United Torah Judaism chairman Moshe Gafni called Bennett “wicked” and called on him “to remove his kippah. He shames his kippah and I think it is a great insolence. At least everyone should understand that he is a Reform” Jew.
Their remarks came in the wake of reports regarding the new government’s coalition agreements, support measures to increase secular studies in ultra-orthodox schools and to draft yeshiva students currently exempt from military service.
Coalition members have also voiced support for civil marriage, public transit on Shabbat and the recognition of non-orthodox streams as well as the establishment of a pluralistic prayer space at the Western Wall.
In a statement on Tuesday afternoon, Bennett pushed back against the ultra-orthodox lawmakers’ attacks, calling them “expressions that do not bring them honor and reflect a loss of temper.”
“The ultra-orthodox Knesset members will not teach us what Judaism is and certainly not what Zionism is,” he said, promising that as prime minister, he would “take care of the ultra-Orthodox public and the Torah world.”

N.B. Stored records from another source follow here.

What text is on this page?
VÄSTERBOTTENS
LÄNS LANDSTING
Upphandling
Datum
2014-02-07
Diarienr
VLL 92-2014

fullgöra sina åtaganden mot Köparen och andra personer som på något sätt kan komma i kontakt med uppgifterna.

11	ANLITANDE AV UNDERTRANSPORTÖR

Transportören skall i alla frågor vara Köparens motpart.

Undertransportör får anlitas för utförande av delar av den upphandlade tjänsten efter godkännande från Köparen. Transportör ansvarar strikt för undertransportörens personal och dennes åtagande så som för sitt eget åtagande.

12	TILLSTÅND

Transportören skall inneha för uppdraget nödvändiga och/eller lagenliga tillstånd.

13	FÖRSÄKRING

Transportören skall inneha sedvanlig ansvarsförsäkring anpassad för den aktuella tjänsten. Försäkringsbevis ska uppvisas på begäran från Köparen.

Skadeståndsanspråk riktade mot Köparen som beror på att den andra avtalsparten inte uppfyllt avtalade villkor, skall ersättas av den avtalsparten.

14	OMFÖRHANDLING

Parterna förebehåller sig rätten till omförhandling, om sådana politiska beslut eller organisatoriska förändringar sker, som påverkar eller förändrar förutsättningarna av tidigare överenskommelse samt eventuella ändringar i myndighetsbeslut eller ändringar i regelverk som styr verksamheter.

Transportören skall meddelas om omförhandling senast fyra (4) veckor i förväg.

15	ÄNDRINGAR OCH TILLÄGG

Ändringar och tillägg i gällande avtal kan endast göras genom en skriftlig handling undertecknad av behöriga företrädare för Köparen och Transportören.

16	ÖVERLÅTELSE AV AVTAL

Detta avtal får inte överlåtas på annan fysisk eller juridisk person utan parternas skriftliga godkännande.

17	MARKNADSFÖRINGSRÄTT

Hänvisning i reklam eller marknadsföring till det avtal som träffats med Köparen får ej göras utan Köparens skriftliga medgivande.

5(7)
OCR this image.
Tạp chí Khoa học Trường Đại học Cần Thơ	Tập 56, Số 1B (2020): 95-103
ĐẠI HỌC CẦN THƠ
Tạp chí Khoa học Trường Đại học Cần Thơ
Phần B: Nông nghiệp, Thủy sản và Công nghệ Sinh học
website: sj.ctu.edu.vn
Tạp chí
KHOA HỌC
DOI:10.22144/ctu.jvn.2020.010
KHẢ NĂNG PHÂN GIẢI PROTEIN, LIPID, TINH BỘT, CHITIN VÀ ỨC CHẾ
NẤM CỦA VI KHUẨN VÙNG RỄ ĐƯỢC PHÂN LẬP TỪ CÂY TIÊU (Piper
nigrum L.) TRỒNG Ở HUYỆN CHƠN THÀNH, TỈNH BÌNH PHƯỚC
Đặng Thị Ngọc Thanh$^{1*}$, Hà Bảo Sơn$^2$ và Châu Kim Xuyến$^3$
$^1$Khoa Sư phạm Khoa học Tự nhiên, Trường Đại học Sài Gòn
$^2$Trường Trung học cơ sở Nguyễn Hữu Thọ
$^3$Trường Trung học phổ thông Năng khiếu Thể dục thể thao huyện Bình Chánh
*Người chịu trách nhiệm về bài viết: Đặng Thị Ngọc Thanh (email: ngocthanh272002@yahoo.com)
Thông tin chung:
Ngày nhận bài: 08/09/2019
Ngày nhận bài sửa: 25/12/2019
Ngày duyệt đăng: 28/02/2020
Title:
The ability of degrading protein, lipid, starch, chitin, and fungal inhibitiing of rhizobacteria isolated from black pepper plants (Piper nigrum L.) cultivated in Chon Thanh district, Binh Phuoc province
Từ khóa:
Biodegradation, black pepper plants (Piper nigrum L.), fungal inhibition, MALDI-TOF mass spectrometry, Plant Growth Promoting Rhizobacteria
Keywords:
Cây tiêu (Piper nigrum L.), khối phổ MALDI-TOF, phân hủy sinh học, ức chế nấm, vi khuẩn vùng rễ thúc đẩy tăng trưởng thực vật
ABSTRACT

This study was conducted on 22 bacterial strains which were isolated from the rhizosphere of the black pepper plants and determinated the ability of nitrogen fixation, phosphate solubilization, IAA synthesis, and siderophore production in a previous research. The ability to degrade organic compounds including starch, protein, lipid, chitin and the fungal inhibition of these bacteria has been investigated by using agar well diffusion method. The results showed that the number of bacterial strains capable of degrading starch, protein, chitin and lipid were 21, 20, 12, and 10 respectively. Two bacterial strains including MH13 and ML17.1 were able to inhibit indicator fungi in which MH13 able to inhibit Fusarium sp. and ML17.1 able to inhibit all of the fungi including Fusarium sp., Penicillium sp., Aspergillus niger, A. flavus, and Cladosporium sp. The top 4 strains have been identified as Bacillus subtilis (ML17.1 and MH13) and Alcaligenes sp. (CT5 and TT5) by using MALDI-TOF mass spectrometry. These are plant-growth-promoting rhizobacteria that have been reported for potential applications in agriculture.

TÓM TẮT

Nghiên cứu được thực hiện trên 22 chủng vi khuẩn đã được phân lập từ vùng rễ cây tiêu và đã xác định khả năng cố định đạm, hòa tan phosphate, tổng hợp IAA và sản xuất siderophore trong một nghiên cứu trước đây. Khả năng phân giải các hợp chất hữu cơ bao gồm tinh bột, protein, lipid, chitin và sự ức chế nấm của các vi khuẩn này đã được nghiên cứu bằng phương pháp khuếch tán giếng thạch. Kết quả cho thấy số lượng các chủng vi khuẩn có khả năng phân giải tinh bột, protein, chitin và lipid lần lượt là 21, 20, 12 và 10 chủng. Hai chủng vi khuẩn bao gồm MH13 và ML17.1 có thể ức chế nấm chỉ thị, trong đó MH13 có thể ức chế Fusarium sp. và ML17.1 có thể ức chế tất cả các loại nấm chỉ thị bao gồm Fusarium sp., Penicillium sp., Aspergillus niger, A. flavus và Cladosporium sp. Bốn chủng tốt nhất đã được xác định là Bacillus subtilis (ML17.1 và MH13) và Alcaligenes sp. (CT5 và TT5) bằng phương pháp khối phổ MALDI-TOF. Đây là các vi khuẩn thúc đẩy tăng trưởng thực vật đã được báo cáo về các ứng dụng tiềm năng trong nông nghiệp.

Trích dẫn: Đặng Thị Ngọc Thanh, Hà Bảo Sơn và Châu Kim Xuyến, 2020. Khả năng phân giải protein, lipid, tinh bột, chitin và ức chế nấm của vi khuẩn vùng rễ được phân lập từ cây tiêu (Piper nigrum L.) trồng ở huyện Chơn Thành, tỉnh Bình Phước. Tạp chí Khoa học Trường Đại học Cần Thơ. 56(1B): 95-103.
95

“To the ultra-Orthodox citizens of the country I say, again: you have nothing to worry about,” he continued. “On the contrary, the past year has shown that you are the ones who pay, with your very lives, for a political culture of neglect, nepotism and the perpetuation of problems.”
“If the intention in this hysterical outburst is to deter us from the intention to set up a state commission of inquiry into the Meron disaster – it will not work,” he said.
Ultra-orthodox lawmakers have strongly opposed the establishment of a state commission of inquiry into the Mount Meron tragedy, in which 45 people were crushed to death during the annual pilgrimage to the tomb of the 2nd century Mishnaic sage Rabbi Shimon Bar-Yochai.
According to the ultra-Orthodox Behadrei Haredim news website, Deputy Transportation Minister Uri Maklev told colleagues at a United Torah Judaism Knesset faction meeting that, if a state commission is established, “there will be people whom we know who are liable to be harmed, people at the Religious Affairs Ministry, people who are responsible for the festivities; there are people who are responsible for Meron.”